Berlin (dpa) - Horrorszenario oder bittere Realität: Der Streit zwischen Ärztevertretern und Krankenkassen über eine ausreichende Zahl von Medizinern in Deutschland geht in eine neue Runde.

Nach aktuellen Erhebungen der Bundesärztekammer (BÄK) und der Kassenärztlichen Bundesvereinigung (KBV) nimmt der Ärztemangel in Deutschland zu. In der Fläche werde die medizinische Versorgung immer lückenhafter, warnten die Verbände am Freitag in Berlin. Bis zum Jahr 2020 werde es voraussichtlich 7000 Hausärzte weniger geben als heute.

Die Krankenkassen sprechen von Panikmache und werfen den Verbänden Zahlentricksereien vor. Damit wollten die Ärztevertreter kein Problem lösen, sondern nur Jahr für Jahr milliardenschwere Honorarerhöhungen durchsetzen, erklärte der Vize-Chef des GKV-Spitzenverbandes der Gesetzlichen Krankenkassen, Johann-Magnus von Stackelberg.

«Die Lücken in der ambulanten und stationären ärztlichen Versorgung werden immer größer», beklagen die Ärzteverbände. Bis zum Jahr 2020 müssten allein im ambulanten Bereich 51 774 Ärzte ersetzt werden, darunter 23 768 Hausärzte. Diese Prognose ergebe sich aus dem Durchschnittsalter der Ärzte, das 2009 bei 51,9 Jahren lag.

Hauptgründe: Immer mehr ältere Ärzte setzten sich zur Ruhe, ohne dass es einen Nachfolger gibt. Viele Mediziner wanderten zudem nach dem Studium ins Ausland ab. Und der wachsende Frauenanteil bei Ärzten führe dazu, dass weniger Vollzeitstellen besetzt werden können.

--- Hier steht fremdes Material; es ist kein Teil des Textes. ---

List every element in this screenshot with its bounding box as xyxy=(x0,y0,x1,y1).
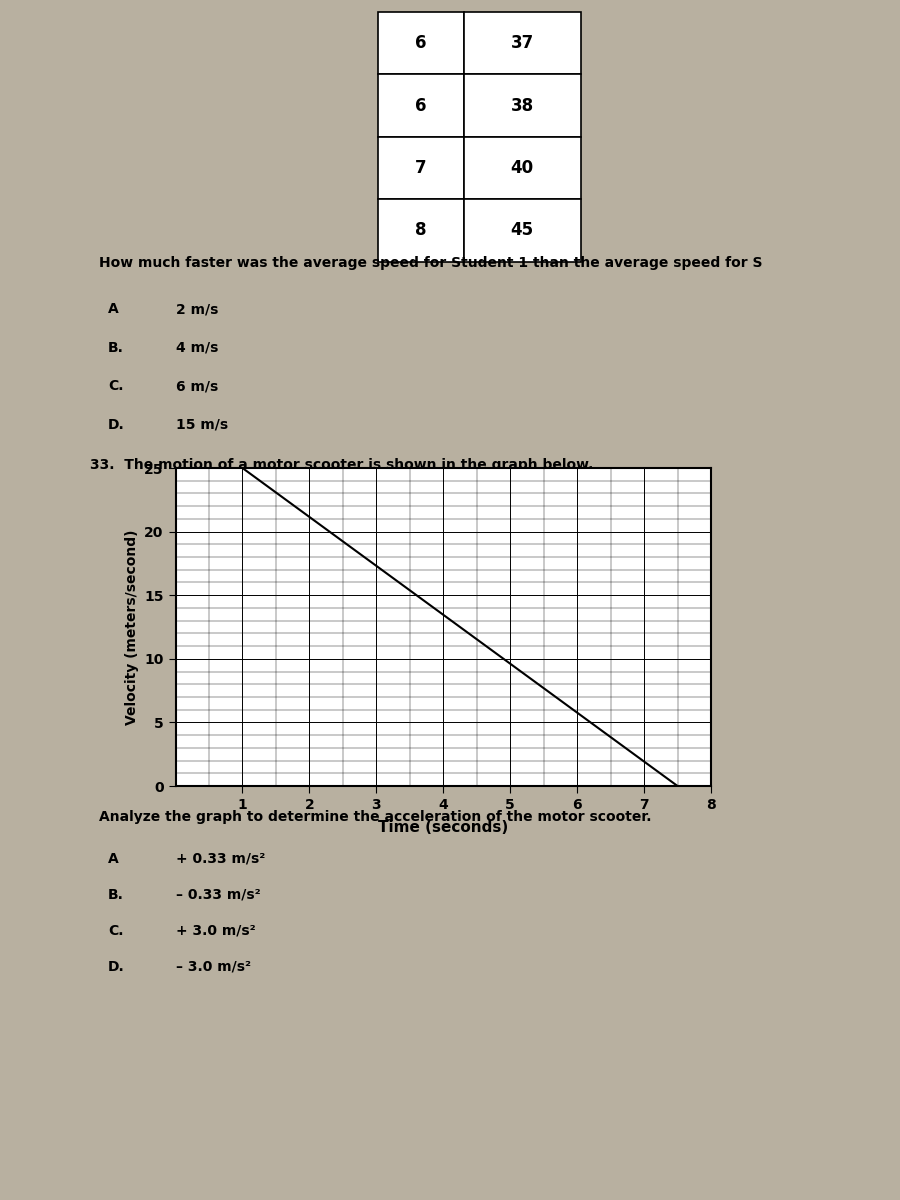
Text: 2 m/s: 2 m/s xyxy=(176,302,218,317)
Text: 8: 8 xyxy=(415,221,427,240)
Text: 6: 6 xyxy=(415,97,427,115)
Text: A: A xyxy=(108,302,119,317)
Text: – 0.33 m/s²: – 0.33 m/s² xyxy=(176,888,260,902)
Text: 38: 38 xyxy=(510,97,534,115)
FancyBboxPatch shape xyxy=(378,74,464,137)
Text: 37: 37 xyxy=(510,34,534,52)
Text: 7: 7 xyxy=(415,158,427,176)
Text: + 0.33 m/s²: + 0.33 m/s² xyxy=(176,852,265,866)
FancyBboxPatch shape xyxy=(378,199,464,262)
Text: Analyze the graph to determine the acceleration of the motor scooter.: Analyze the graph to determine the accel… xyxy=(99,810,652,824)
Text: 45: 45 xyxy=(510,221,534,240)
Text: + 3.0 m/s²: + 3.0 m/s² xyxy=(176,924,255,938)
Text: 6 m/s: 6 m/s xyxy=(176,379,218,394)
Text: 6: 6 xyxy=(415,34,427,52)
FancyBboxPatch shape xyxy=(464,199,580,262)
FancyBboxPatch shape xyxy=(464,12,580,74)
Text: – 3.0 m/s²: – 3.0 m/s² xyxy=(176,960,250,974)
Text: B.: B. xyxy=(108,341,124,355)
FancyBboxPatch shape xyxy=(378,137,464,199)
Text: C.: C. xyxy=(108,379,123,394)
Text: D.: D. xyxy=(108,960,125,974)
Text: B.: B. xyxy=(108,888,124,902)
X-axis label: Time (seconds): Time (seconds) xyxy=(378,820,508,835)
Text: A: A xyxy=(108,852,119,866)
FancyBboxPatch shape xyxy=(464,137,580,199)
Text: D.: D. xyxy=(108,418,125,432)
Text: 4 m/s: 4 m/s xyxy=(176,341,218,355)
FancyBboxPatch shape xyxy=(378,12,464,74)
Text: 33.  The motion of a motor scooter is shown in the graph below.: 33. The motion of a motor scooter is sho… xyxy=(90,458,593,473)
FancyBboxPatch shape xyxy=(464,74,580,137)
Text: C.: C. xyxy=(108,924,123,938)
Text: 40: 40 xyxy=(510,158,534,176)
Y-axis label: Velocity (meters/second): Velocity (meters/second) xyxy=(124,529,139,725)
Text: 15 m/s: 15 m/s xyxy=(176,418,228,432)
Text: How much faster was the average speed for Student 1 than the average speed for S: How much faster was the average speed fo… xyxy=(99,256,762,270)
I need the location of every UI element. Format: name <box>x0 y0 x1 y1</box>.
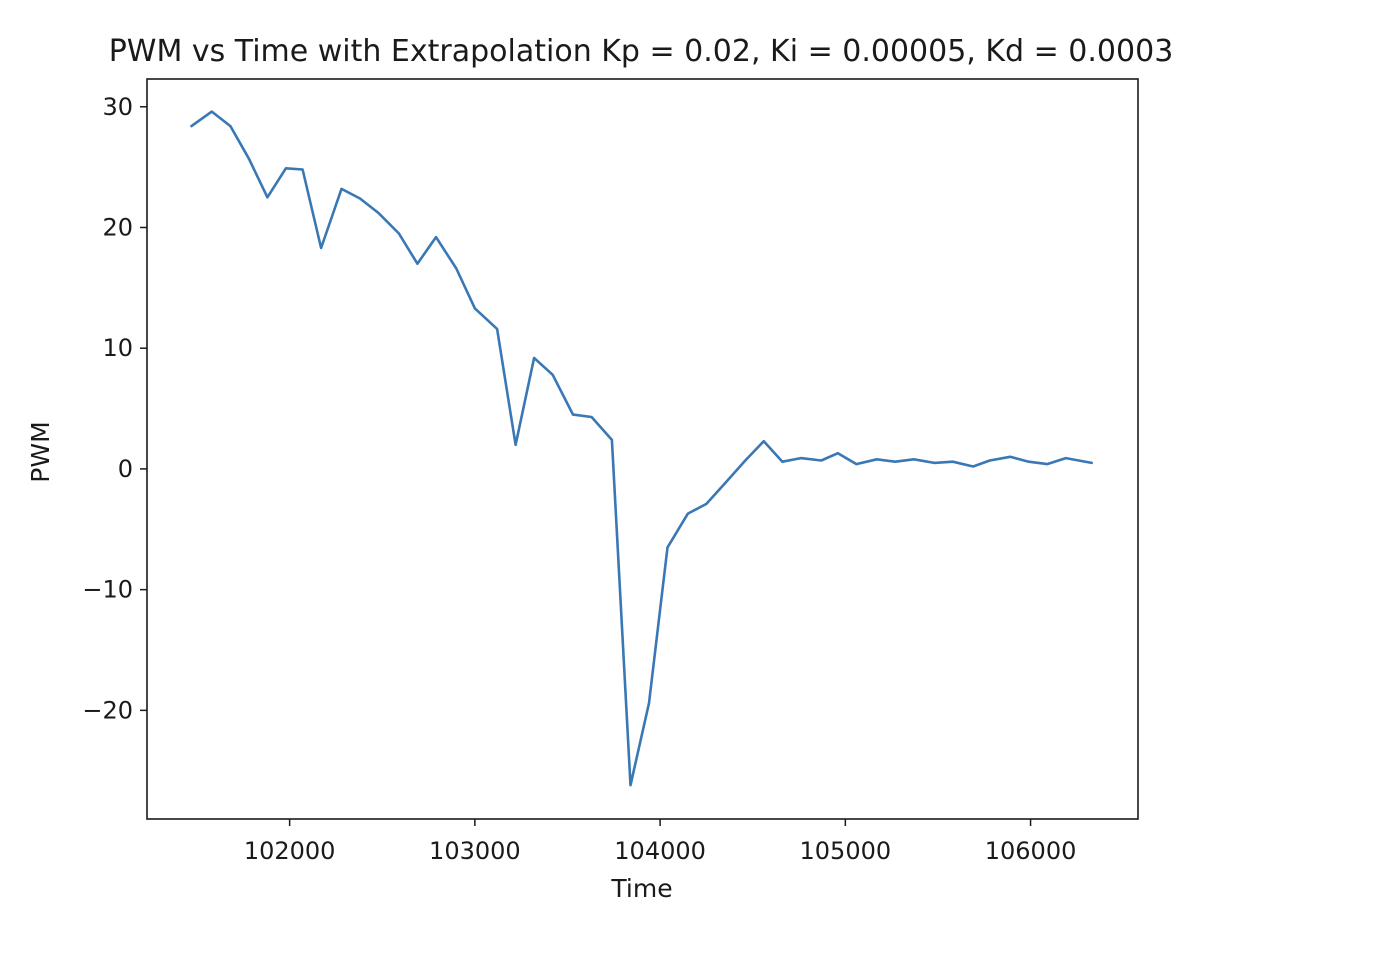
x-tick-label: 105000 <box>800 837 892 865</box>
y-axis: 30 20 10 0 −10 −20 <box>82 93 147 724</box>
y-tick-label: 30 <box>102 93 133 121</box>
plot-area <box>190 110 1093 787</box>
x-tick-label: 102000 <box>244 837 336 865</box>
pwm-series-line <box>190 110 1093 787</box>
y-tick-label: 10 <box>102 334 133 362</box>
y-tick-label: −10 <box>82 576 133 604</box>
x-tick-label: 106000 <box>985 837 1077 865</box>
y-axis-label: PWM <box>26 421 55 482</box>
chart-title: PWM vs Time with Extrapolation Kp = 0.02… <box>109 34 1174 69</box>
x-axis-label: Time <box>610 874 672 903</box>
plot-frame <box>146 78 1139 820</box>
y-tick-label: 20 <box>102 213 133 241</box>
x-tick-label: 103000 <box>429 837 521 865</box>
y-tick-label: 0 <box>118 455 133 483</box>
x-tick-label: 104000 <box>614 837 706 865</box>
y-tick-label: −20 <box>82 696 133 724</box>
x-axis: 102000 103000 104000 105000 106000 <box>244 819 1077 865</box>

Die Studie belege klar, «dass Ärztemangel kein irgendwann zu erwartendes Phänomen ist, sondern akut droht», sagte KBV-Chef Andreas Köhler. Und zwar im stationären und im ambulanten Bereich. BÄK- Vizepräsident Frank Ulrich Montgomery sagte: «Kaum jemand bestreitet noch, dass wir uns auf dem Weg in eine Wartelistenmedizin befinden.»

Die ambulante Versorgung in der Fläche nehme weiter ab. Engpässe drohten bei Augen-, Frauen-, Haut- und Nervenärzten. Schon jetzt seien in Kliniken 5000 Stellen unbesetzt. In zehn Jahren gingen fast 20 000 Ober- und Chefärzte altersbedingt in den Ruhestand.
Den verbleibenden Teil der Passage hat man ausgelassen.